Autora: GABRIELLE GOMES GEORGETTE. Advogada (OAB/SP 460.785). Bacharel em Direito pela Universidade Presbiteriana Mackenzie (2021). Cursando pós-graduação em Direito de Família e em Direito Civil. Integrante da Clínica de Direitos Humanos Luiz Gama da Faculdade de Direito da Universidade de São Paulo (USP).
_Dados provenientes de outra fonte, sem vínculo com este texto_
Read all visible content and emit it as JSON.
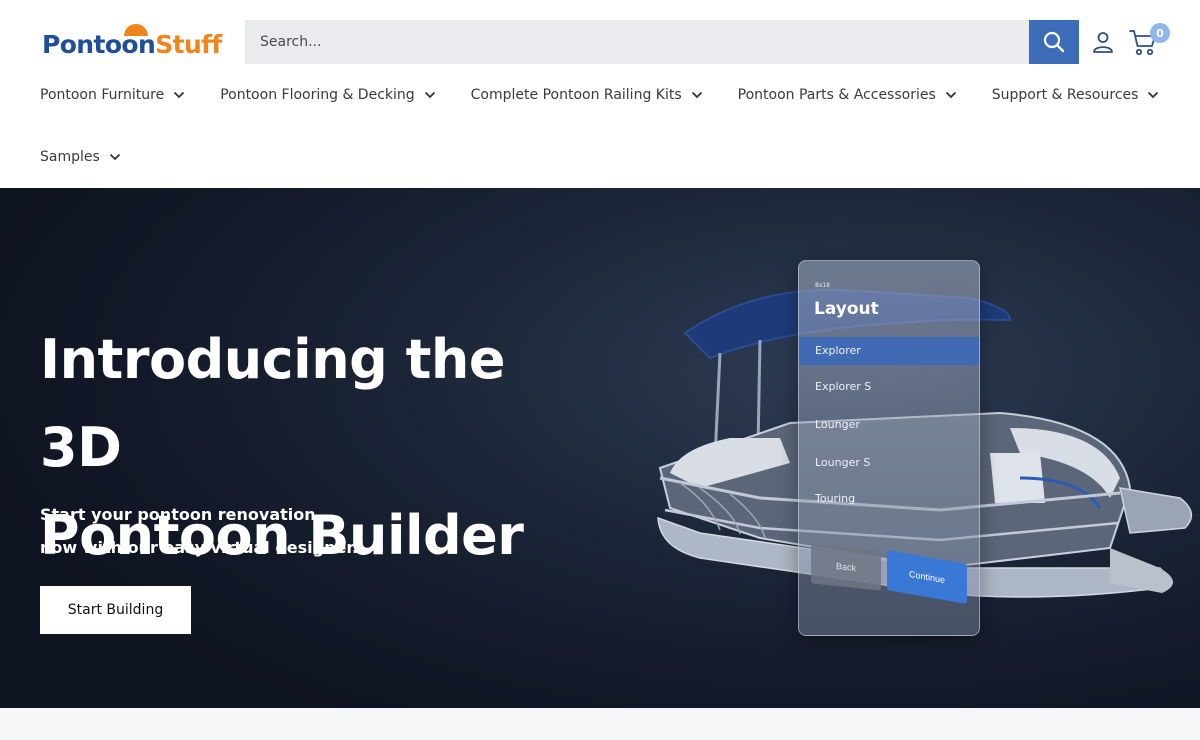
{
  "brand": {
    "name_part1": "Pontoon",
    "name_part2": "Stuff",
    "primary_color": "#1f4e9c",
    "accent_color": "#f0851c"
  },
  "search": {
    "placeholder": "Search...",
    "button_icon": "search-icon"
  },
  "header_icons": {
    "account": "user-icon",
    "cart": "cart-icon",
    "cart_count": "0"
  },
  "nav": {
    "items": [
      {
        "label": "Pontoon Furniture"
      },
      {
        "label": "Pontoon Flooring & Decking"
      },
      {
        "label": "Complete Pontoon Railing Kits"
      },
      {
        "label": "Pontoon Parts & Accessories"
      },
      {
        "label": "Support & Resources"
      },
      {
        "label": "Samples"
      }
    ]
  },
  "hero": {
    "title_line1": "Introducing the 3D",
    "title_line2": "Pontoon Builder",
    "subtitle_line1": "Start your pontoon renovation",
    "subtitle_line2": "now with our easy virtual designer.",
    "cta_label": "Start Building",
    "panel": {
      "code": "8x18",
      "title": "Layout",
      "options": [
        "Explorer",
        "Explorer S",
        "Lounger",
        "Lounger S",
        "Touring"
      ],
      "selected_option": "Explorer",
      "back_label": "Back",
      "continue_label": "Continue"
    }
  }
}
Artigo: No dia 21 de abril comemoramos o feriado nacional de Tiradentes como forma de homenagear Joaquim José da Silva Xavier, que, órfão de pai e mãe aos 11 anos de idade, foi criado pelo padrinho cirurgião, com quem aprendeu noções de medicina, sendo também tropeiro, mascate, minerador e médico prático, e, com pouco mais de 30 anos de idade, alcançou o posto de Alferes da 6ª Cavalaria Regular da Capitania de Minas Gerais, quando participou da Inconfidência Mineira, de quem hoje é seu mártir, e, por isto, foi preso em 10 de maio de 1789, condenado à morte em 1791 e morto por enforcamento em 21 de abril de 1792, pelo crime de lesa-majestade. Apesar disso, pouco se fala sobre a sua história e a contribuição dela para o direito da atualidade.

Tiradentes foi considerado líder do movimento da Inconfidência Mineira que lutava pela independência da colônia (Brasil) da metrópole (Portugal), pela redução dos impostos e pela redução da exploração do ouro da capitania de Minas Gerais, que, na época, destinava 20% de toda a riqueza extraída à Portugal.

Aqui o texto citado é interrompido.